For a careful, systematic design for an advanced AI system, see http://opencog.org/wiki/OpenCogPrime, which is associated with the open-source AI project opencog.org

Anyway, I'm probably one of the biggest optimists in the AI research community, but in my view the idea in this post represents "way over the top" optimism based on a naive view of how mind works.

Given a mature version of an AI system built according to an overall AI architecture like OpenCog, then maybe people writing little "mind modules" as you suggest could make sense. But the Internet just is not a "mind operating system."

I wrote about what would need to be done to turn the net into more of a mind-OS in my 2001 book "Creating Internet Intelligence" (Plenum Press). At the high level I don't think this is a bad idea. But again, brains are not just soups of heterogenous processes -- the right high-level cognitive architecture is required.

-- Ben Goertzel novamente.net agiri.org singinst.org goertzel.org

I'm trying to draw a parallel between how content on the web is being created and how an artificial mind might be created. If you sat down at tried to engineer a giant encyclopedia within one company/community, you would end up with britannica (within one company), and wikipedia (within a community of enthusiasts), However, the web at large is much larger than both of these because of the economic incentives for people to create articles. Many people try and fail (in effect working for free), but the progress is rapid, as in evolution. In the same way, incentivizing people to produce classifiers would have the similar effect of rapid progress.

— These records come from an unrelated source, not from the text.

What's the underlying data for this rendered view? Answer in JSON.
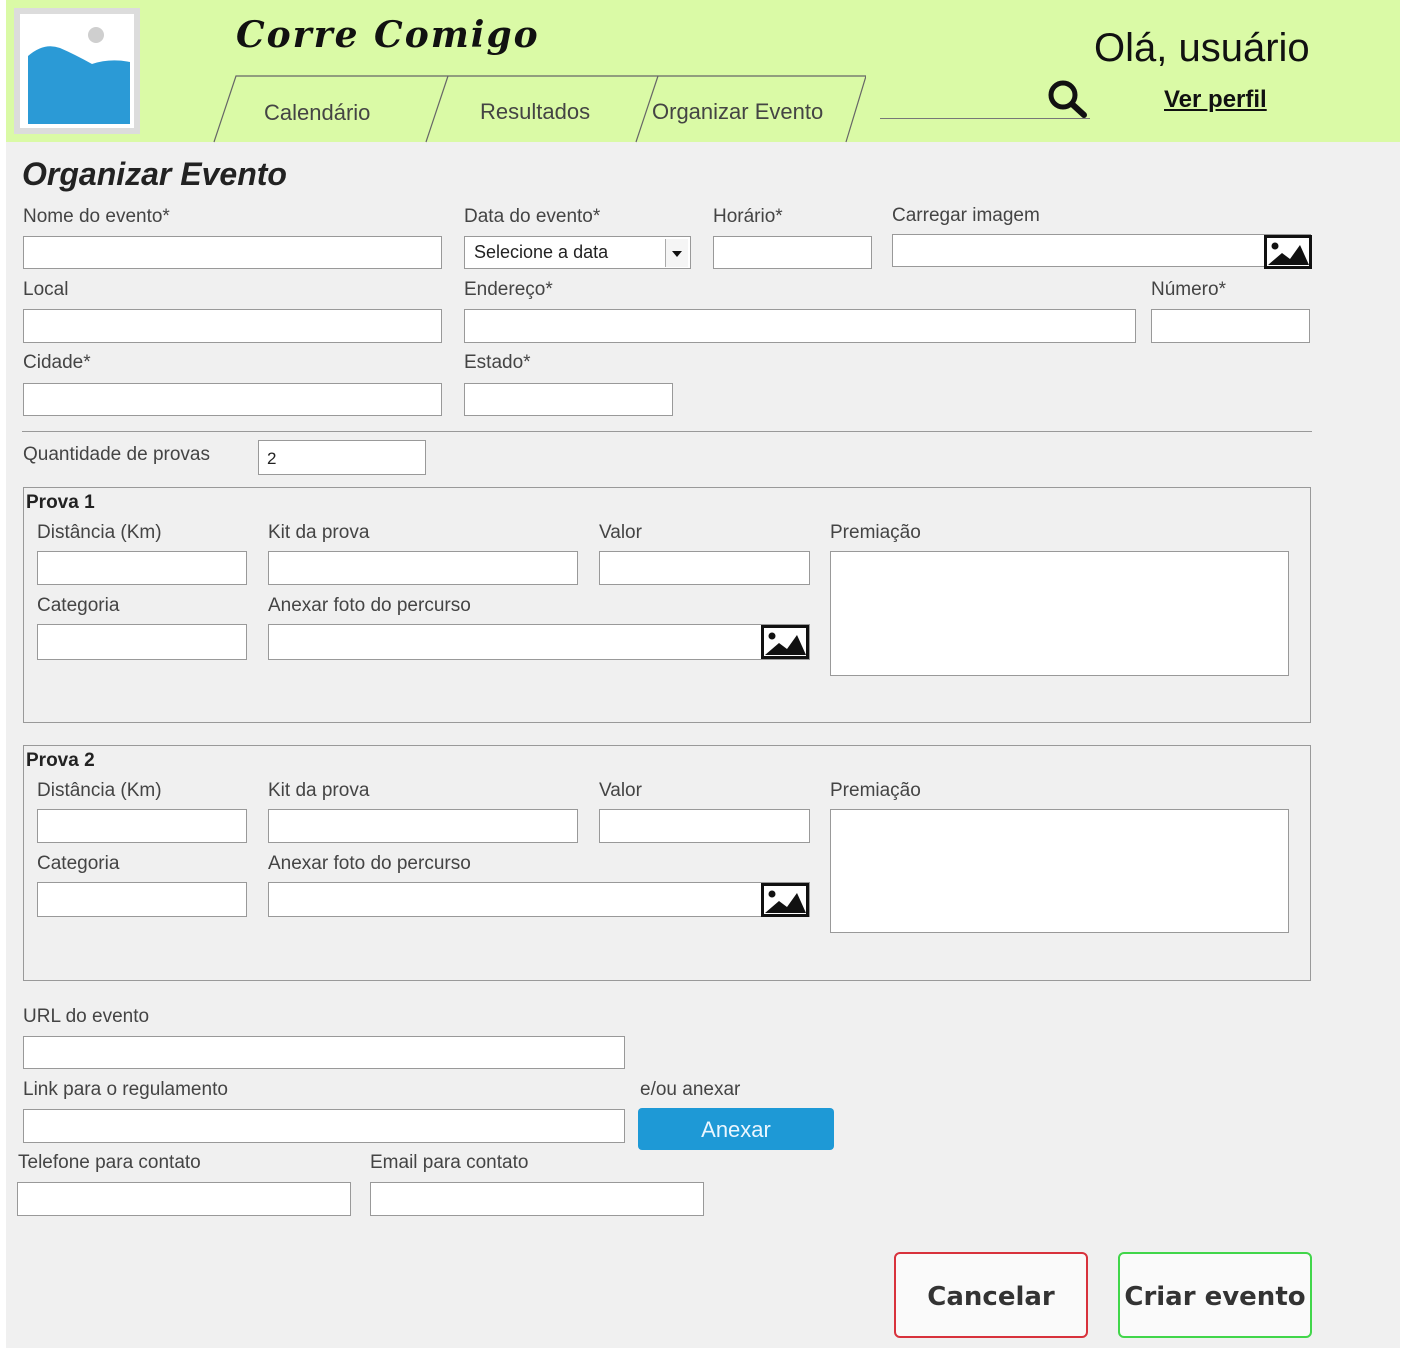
{
  "header": {
    "brand": "Corre Comigo",
    "tabs": [
      "Calendário",
      "Resultados",
      "Organizar Evento"
    ],
    "greeting": "Olá, usuário",
    "profile_link": "Ver perfil"
  },
  "form": {
    "title": "Organizar Evento",
    "event_name_label": "Nome do evento*",
    "event_date_label": "Data do evento*",
    "event_date_select": "Selecione a data",
    "time_label": "Horário*",
    "upload_image_label": "Carregar imagem",
    "location_label": "Local",
    "address_label": "Endereço*",
    "number_label": "Número*",
    "city_label": "Cidade*",
    "state_label": "Estado*",
    "race_count_label": "Quantidade de provas",
    "race_count_value": "2",
    "races": [
      {
        "title": "Prova 1",
        "distance_label": "Distância (Km)",
        "kit_label": "Kit da prova",
        "value_label": "Valor",
        "prize_label": "Premiação",
        "category_label": "Categoria",
        "route_photo_label": "Anexar foto do percurso"
      },
      {
        "title": "Prova 2",
        "distance_label": "Distância (Km)",
        "kit_label": "Kit da prova",
        "value_label": "Valor",
        "prize_label": "Premiação",
        "category_label": "Categoria",
        "route_photo_label": "Anexar foto do percurso"
      }
    ],
    "event_url_label": "URL do evento",
    "rules_link_label": "Link para o regulamento",
    "or_attach_label": "e/ou anexar",
    "attach_button": "Anexar",
    "phone_label": "Telefone para contato",
    "email_label": "Email para contato"
  },
  "actions": {
    "cancel": "Cancelar",
    "create": "Criar evento"
  },
  "colors": {
    "header_bg": "#dafaa6",
    "page_bg": "#f0f0f0",
    "attach_button": "#1e99d6",
    "cancel_border": "#d8323c",
    "create_border": "#41d64a"
  }
}
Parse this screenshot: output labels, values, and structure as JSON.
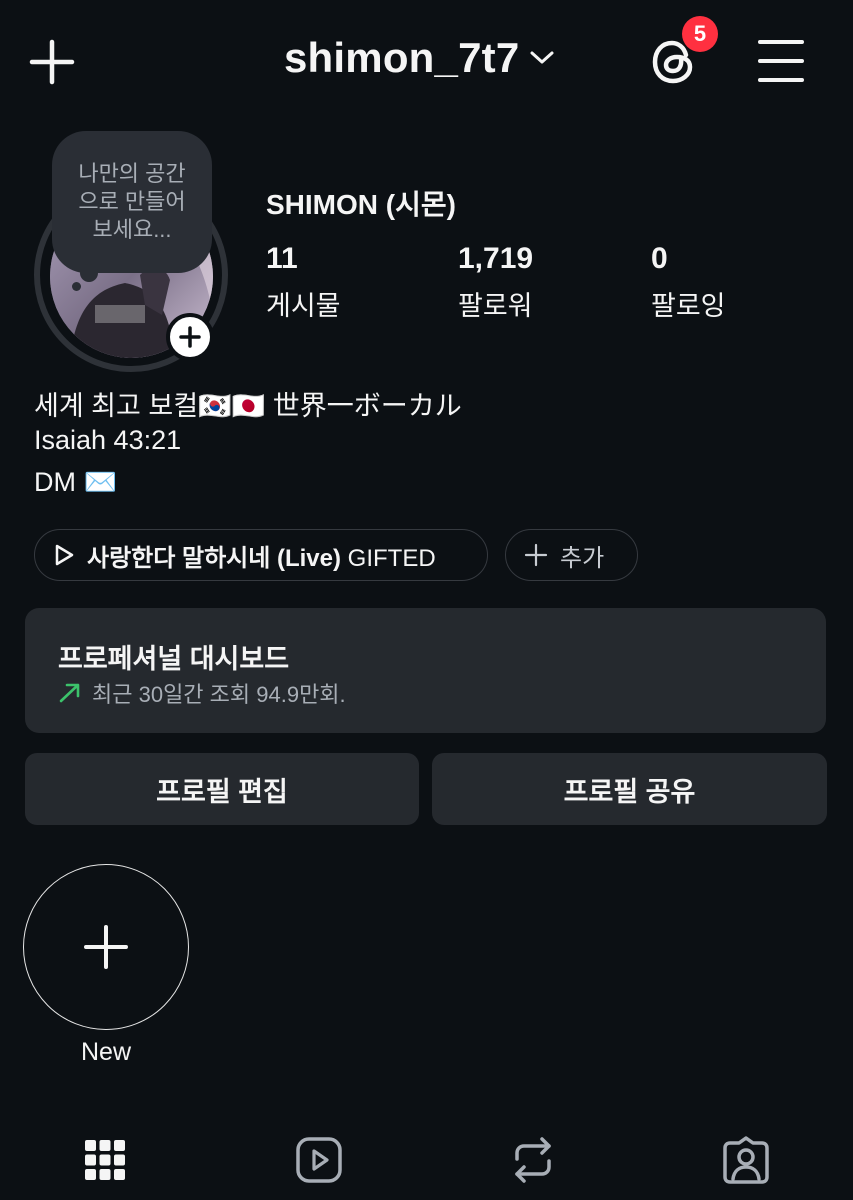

If you think of intelligence as being the ability to predict accurately, having a giant web of classifiers that predict accurately could be construed as a form of artificial general intelligence, or a human type artificial intelligence. Having an enough data about the world, because you have created many classifiers that can recognize the semantic events in video and speech, would allow you to make all the same types of recognitions and predictions that a human would make.